Wir begrüßen den zweiten Bericht der Bundesregierung zur Lage der weltweiten Religions- und Weltanschauungsfreiheit, von dem wichtige Impulse ausgehen. Der Bericht zeigt den weltweiten Anstieg von Einschränkungen der Religions- und Weltanschauungsfreiheit auf: Menschen erleben immer mehr Feindseligkeiten, wenn sie ihren Glauben leben und ausüben. Auch die Verfolgung von Atheist*innen und Menschen, die sich keinem Glauben als zugehörig empfinden, nimmt zu. Diese Entwicklungen stellen Menschenrechtsverletzungen dar, sie geschehen in einem Klima von abnehmender Toleranz für Gläubige und anders Glaubende. Dagegen müssen wir uns aussprechen.
Es ist wichtig, dass der Bericht Entwicklungen wie Hassrede im Netz aufgreift. Hassrede und Aufstachelung gegen Andersgläubige im Internet haben z.B. zur Verfolgung der muslimischen Rohingya in Myanmar beigetragen. Der Ausschuss für Menschenrechte und humanitäre Hilfe beschäftigte sich in einer öffentlichen Anhörung mit dem Bericht und tauschte sich mit Sachverständigen aus. Dabei wurde deutlich, dass Religions- und Weltanschauungsfreiheit als Menschenrecht abhängig und unteilbar mit allen anderen Menschenrechten verbunden ist, wie beispielsweise dem Recht auf Bildung oder Meinungsfreiheit. Verletzungen der Religions- und Weltanschauungsfreiheit sollten demnach nicht isoliert betrachtet werden. Auch können religiöse Akteur*innen Partner*innen in der internationalen Zusammenarbeit sein, um sich für die Gewährleistung von Menschenrechten weltweit einzusetzen.
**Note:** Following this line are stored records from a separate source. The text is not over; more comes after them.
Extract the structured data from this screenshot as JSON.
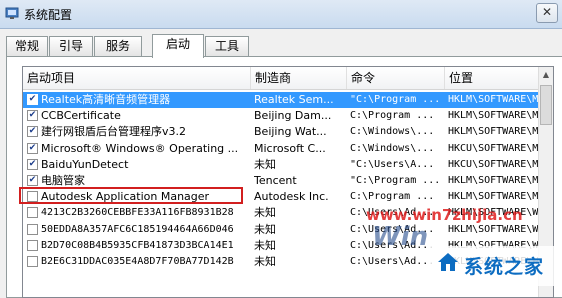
{
  "window": {
    "title": "系统配置",
    "close_label": "✕"
  },
  "tabs": [
    {
      "label": "常规",
      "active": false
    },
    {
      "label": "引导",
      "active": false
    },
    {
      "label": "服务",
      "active": false
    },
    {
      "label": "启动",
      "active": true
    },
    {
      "label": "工具",
      "active": false
    }
  ],
  "list": {
    "columns": [
      "启动项目",
      "制造商",
      "命令",
      "位置"
    ],
    "rows": [
      {
        "checked": true,
        "name": "Realtek高清晰音频管理器",
        "maker": "Realtek Sem...",
        "command": "\"C:\\Program ...",
        "location": "HKLM\\SOFTWARE\\M",
        "selected": true
      },
      {
        "checked": true,
        "name": "CCBCertificate",
        "maker": "Beijing Dam...",
        "command": "C:\\Program ...",
        "location": "HKLM\\SOFTWARE\\M",
        "selected": false
      },
      {
        "checked": true,
        "name": "建行网银盾后台管理程序v3.2",
        "maker": "Beijing Wat...",
        "command": "C:\\Windows\\...",
        "location": "HKLM\\SOFTWARE\\M",
        "selected": false
      },
      {
        "checked": true,
        "name": "Microsoft® Windows® Operating ...",
        "maker": "Microsoft C...",
        "command": "C:\\Windows\\...",
        "location": "HKCU\\SOFTWARE\\M",
        "selected": false
      },
      {
        "checked": true,
        "name": "BaiduYunDetect",
        "maker": "未知",
        "command": "\"C:\\Users\\A...",
        "location": "HKCU\\SOFTWARE\\M",
        "selected": false
      },
      {
        "checked": true,
        "name": "电脑管家",
        "maker": "Tencent",
        "command": "\"C:\\Program ...",
        "location": "HKLM\\SOFTWARE\\M",
        "selected": false
      },
      {
        "checked": false,
        "name": "Autodesk Application Manager",
        "maker": "Autodesk Inc.",
        "command": "C:\\Program ...",
        "location": "HKLM\\SOFTWARE\\M",
        "selected": false
      },
      {
        "checked": false,
        "name": "4213C2B3260CEBBFE33A116FB8931B28",
        "maker": "未知",
        "command": "C:\\Users\\Ad...",
        "location": "HKLM\\SOFTWARE\\W",
        "selected": false
      },
      {
        "checked": false,
        "name": "50EDDA8A357AFC6C185194464A66D046",
        "maker": "未知",
        "command": "C:\\Users\\Ad...",
        "location": "HKLM\\SOFTWARE\\W",
        "selected": false
      },
      {
        "checked": false,
        "name": "B2D70C08B4B5935CFB41873D3BCA14E1",
        "maker": "未知",
        "command": "C:\\Users\\Ad...",
        "location": "HKLM\\SOFTWARE\\W",
        "selected": false
      },
      {
        "checked": false,
        "name": "B2E6C31DDAC035E4A8D7F70BA77D142B",
        "maker": "未知",
        "command": "C:\\Users\\Ad...",
        "location": "HKLM\\SOFTWARE\\W",
        "selected": false
      }
    ]
  },
  "watermark": {
    "site": "www.win7zhijia.cn",
    "logo_letters": "Win",
    "brand": "系统之家"
  },
  "colors": {
    "selection": "#3399ff",
    "highlight_box": "#d21f1f",
    "brand": "#0c6cc1"
  }
}
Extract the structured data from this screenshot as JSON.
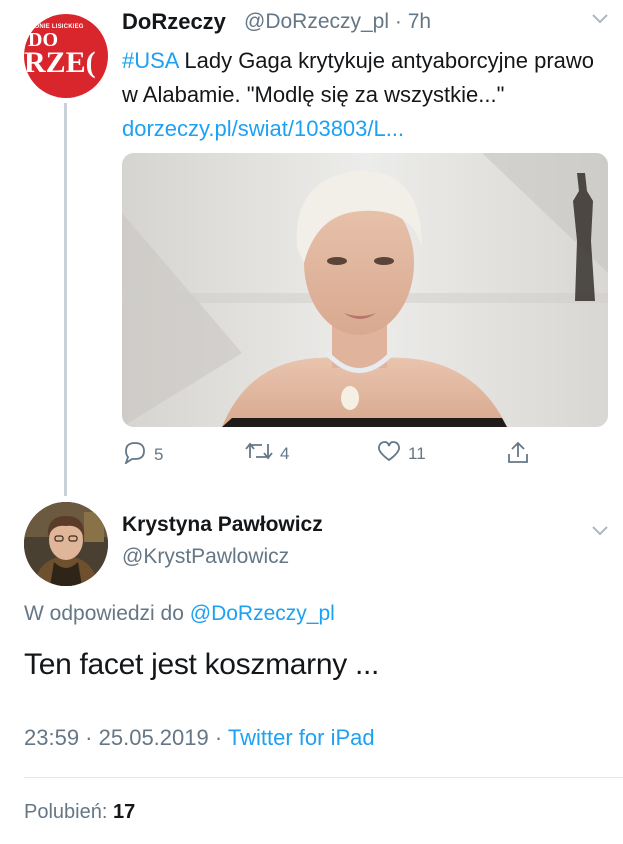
{
  "tweet1": {
    "account_name": "DoRzeczy",
    "handle": "@DoRzeczy_pl",
    "separator": "·",
    "time": "7h",
    "hashtag": "#USA",
    "text": " Lady Gaga krytykuje antyaborcyjne prawo w Alabamie. \"Modlę się za wszystkie...\" ",
    "link": "dorzeczy.pl/swiat/103803/L...",
    "avatar_logo": {
      "small": "CONIE LISICKIEG",
      "line1": "DO",
      "line2": "RZE("
    },
    "actions": {
      "reply_count": "5",
      "retweet_count": "4",
      "like_count": "11"
    }
  },
  "tweet2": {
    "account_name": "Krystyna Pawłowicz",
    "handle": "@KrystPawlowicz",
    "reply_prefix": "W odpowiedzi do ",
    "reply_handle": "@DoRzeczy_pl",
    "text": "Ten facet jest koszmarny ...",
    "time": "23:59",
    "sep1": " · ",
    "date": "25.05.2019",
    "sep2": " · ",
    "client": "Twitter for iPad",
    "likes_label": "Polubień: ",
    "likes_count": "17"
  },
  "colors": {
    "link": "#1da1f2",
    "secondary_text": "#657786",
    "brand_red": "#d9262c"
  }
}
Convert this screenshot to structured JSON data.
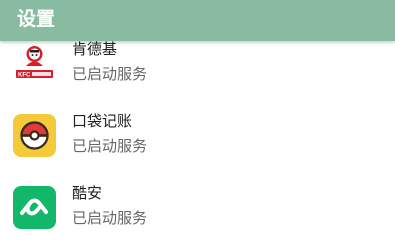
{
  "appbar": {
    "title": "设置"
  },
  "apps": [
    {
      "name": "肯德基",
      "status": "已启动服务",
      "icon": "kfc-app-icon",
      "icon_caption": "KFC肯德基"
    },
    {
      "name": "口袋记账",
      "status": "已启动服务",
      "icon": "pocket-ledger-app-icon"
    },
    {
      "name": "酷安",
      "status": "已启动服务",
      "icon": "coolapk-app-icon"
    }
  ],
  "colors": {
    "appbar": "#88bba0",
    "pocket_icon_bg": "#f4c93a",
    "coolapk_icon_bg": "#12b76a",
    "kfc_red": "#d61f2a"
  }
}
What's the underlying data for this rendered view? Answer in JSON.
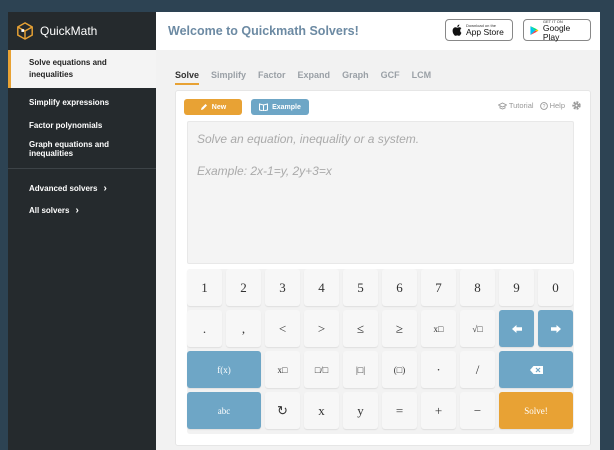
{
  "sidebar": {
    "logo_text": "QuickMath",
    "items": [
      {
        "label": "Solve equations and inequalities",
        "active": true
      },
      {
        "label": "Simplify expressions",
        "active": false
      },
      {
        "label": "Factor polynomials",
        "active": false
      },
      {
        "label": "Graph equations and inequalities",
        "active": false
      }
    ],
    "advanced": "Advanced solvers",
    "all": "All solvers"
  },
  "header": {
    "title": "Welcome to Quickmath Solvers!",
    "app_store_small": "Download on the",
    "app_store_big": "App Store",
    "google_small": "GET IT ON",
    "google_big": "Google Play"
  },
  "tabs": [
    "Solve",
    "Simplify",
    "Factor",
    "Expand",
    "Graph",
    "GCF",
    "LCM"
  ],
  "toolbar": {
    "new_label": "New",
    "example_label": "Example",
    "tutorial_label": "Tutorial",
    "help_label": "Help"
  },
  "input": {
    "placeholder": "Solve an equation, inequality or a system.",
    "example": "Example: 2x-1=y, 2y+3=x"
  },
  "keypad": {
    "row1": [
      "1",
      "2",
      "3",
      "4",
      "5",
      "6",
      "7",
      "8",
      "9",
      "0"
    ],
    "row2": [
      ".",
      ",",
      "<",
      ">",
      "≤",
      "≥",
      "x□",
      "√□"
    ],
    "row3": [
      "f(x)",
      "x□",
      "□/□",
      "|□|",
      "(□)",
      "·",
      "/"
    ],
    "row4": [
      "abc",
      "↻",
      "x",
      "y",
      "=",
      "+",
      "−",
      "Solve!"
    ]
  },
  "colors": {
    "accent": "#e8a234",
    "blue": "#6ea6c6",
    "sidebar": "#252a2d"
  }
}
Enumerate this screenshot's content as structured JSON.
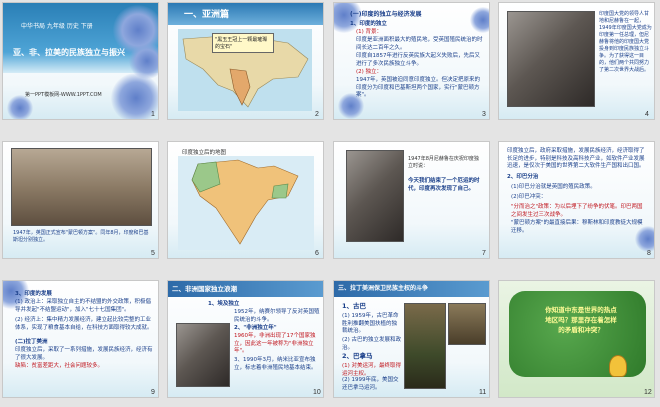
{
  "slides": [
    {
      "num": "1",
      "header": "中华书局  九年级 历史 下册",
      "title": "亚、非、拉美的民族独立与振兴",
      "footer": "第一PPT模板网-WWW.1PPT.COM"
    },
    {
      "num": "2",
      "section": "一、亚洲篇",
      "callout": "\"黑玉王冠上一颗最璀璨的宝石\""
    },
    {
      "num": "3",
      "lines": [
        "(一)印度的独立与经济发展",
        "1、印度的独立",
        "(1) 背景：",
        "印度是亚洲面积最大的殖民地，受英国殖民统治的时间长达二百年之久。",
        "印度自1857年进行反英民族大起义失败后，先后又进行了多次民族独立斗争。",
        "(2) 独立：",
        "1947年，英国被迫同意印度独立。但决定把原来的印度分为印度和巴基斯坦两个国家，实行\"蒙巴顿方案\"。"
      ]
    },
    {
      "num": "4",
      "caption": "印度国大党的领导人甘地和尼赫鲁在一起，1949年印度国大党成为印度第一任总理，但尼赫鲁将他的印度国大党投身到印度民族独立斗争。为了获得这一目的，他们两个共同努力了第二次世界大战后。"
    },
    {
      "num": "5",
      "caption": "1947年，英国正式宣布\"蒙巴顿方案\"。同年8月，印度和巴基斯坦分别独立。"
    },
    {
      "num": "6",
      "map_title": "印度独立后的地图"
    },
    {
      "num": "7",
      "note": "1947年8月尼赫鲁在庆祝印度独立时说：",
      "quote": "今天我们结束了一个厄运的时代，印度再次发现了自己。"
    },
    {
      "num": "8",
      "lines": [
        "印度独立后，政府采取措施，发展民族经济，经济取得了长足的进步，特别是科技及高科技产业，如软件产业发展迅速，是仅次于美国的世界第二大软件生产国和出口国。",
        "2、印巴分治",
        "(1)印巴分治就是英国的殖民政策。",
        "(2)印巴冲突：",
        "\"分而治之\"政策：为以后埋下了纷争的伏笔。印巴两国之间发生过三次战争。",
        "\"蒙巴顿方案\"的最直接后果：穆斯林和印度教徒大规模迁移。"
      ]
    },
    {
      "num": "9",
      "lines": [
        "3、印度的发展",
        "(1) 政治上：采取独立自主的不结盟的外交政策，积极倡导并发起\"不结盟运动\"，加入\"七十七国集团\"。",
        "(2) 经济上：集中精力发展经济，建立起比较完整的工业体系，实现了粮食基本自给，在科技方面取得较大成就。",
        "(二)拉丁美洲",
        "印度独立后，采取了一系列措施，发展民族经济，经济有了很大发展。",
        "缺陷：贫富差距大，社会问题较多。"
      ]
    },
    {
      "num": "10",
      "banner": "二、非洲国家独立浪潮",
      "lines": [
        "1、埃及独立",
        "1952年，纳赛尔领导了反对英国殖民统治的斗争。",
        "2、\"非洲独立年\"",
        "1960年，非洲出现了17个国家独立，因此这一年被称为\"非洲独立年\"。",
        "3、1990年3月，纳米比亚宣布独立，标志着非洲殖民地基本结束。"
      ]
    },
    {
      "num": "11",
      "banner": "三、拉丁美洲保卫民族主权的斗争",
      "lines": [
        "1、古巴",
        "(1) 1959年，古巴革命胜利推翻美国扶植的独裁统治。",
        "(2) 古巴的独立发展和政治。",
        "2、巴拿马",
        "(1) 对美运河，最终取得运河主权。",
        "(2) 1999年底，美国交还巴拿马运河。"
      ]
    },
    {
      "num": "12",
      "question": "你知道中东是世界的热点地区吗？那里存在着怎样的矛盾和冲突？"
    }
  ],
  "colors": {
    "title_blue": "#1a3f8a",
    "accent_red": "#c0141c",
    "banner_blue": "#2d6aa8",
    "green_card": "#3f8f3a"
  }
}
Bei künftigen Bundesberichten müssen neben der weltweiten auch die inländische Lage sowie kritische Entwicklungen in europäischen Nachbarstaaten systematisch erfasst werden. Eine glaubwürdige menschenrechtsbasierte Außenpolitik beginnt vor der eigenen Haustür. Religiöse Vielfalt ist praktizierte Realität in unserem multireligiösen und säkularen Land. Wir müssen sicherstellen, dass die grundgesetzlich garantierte Religions- und Weltanschauungsfreiheit auch bei uns effektiv geschützt wird.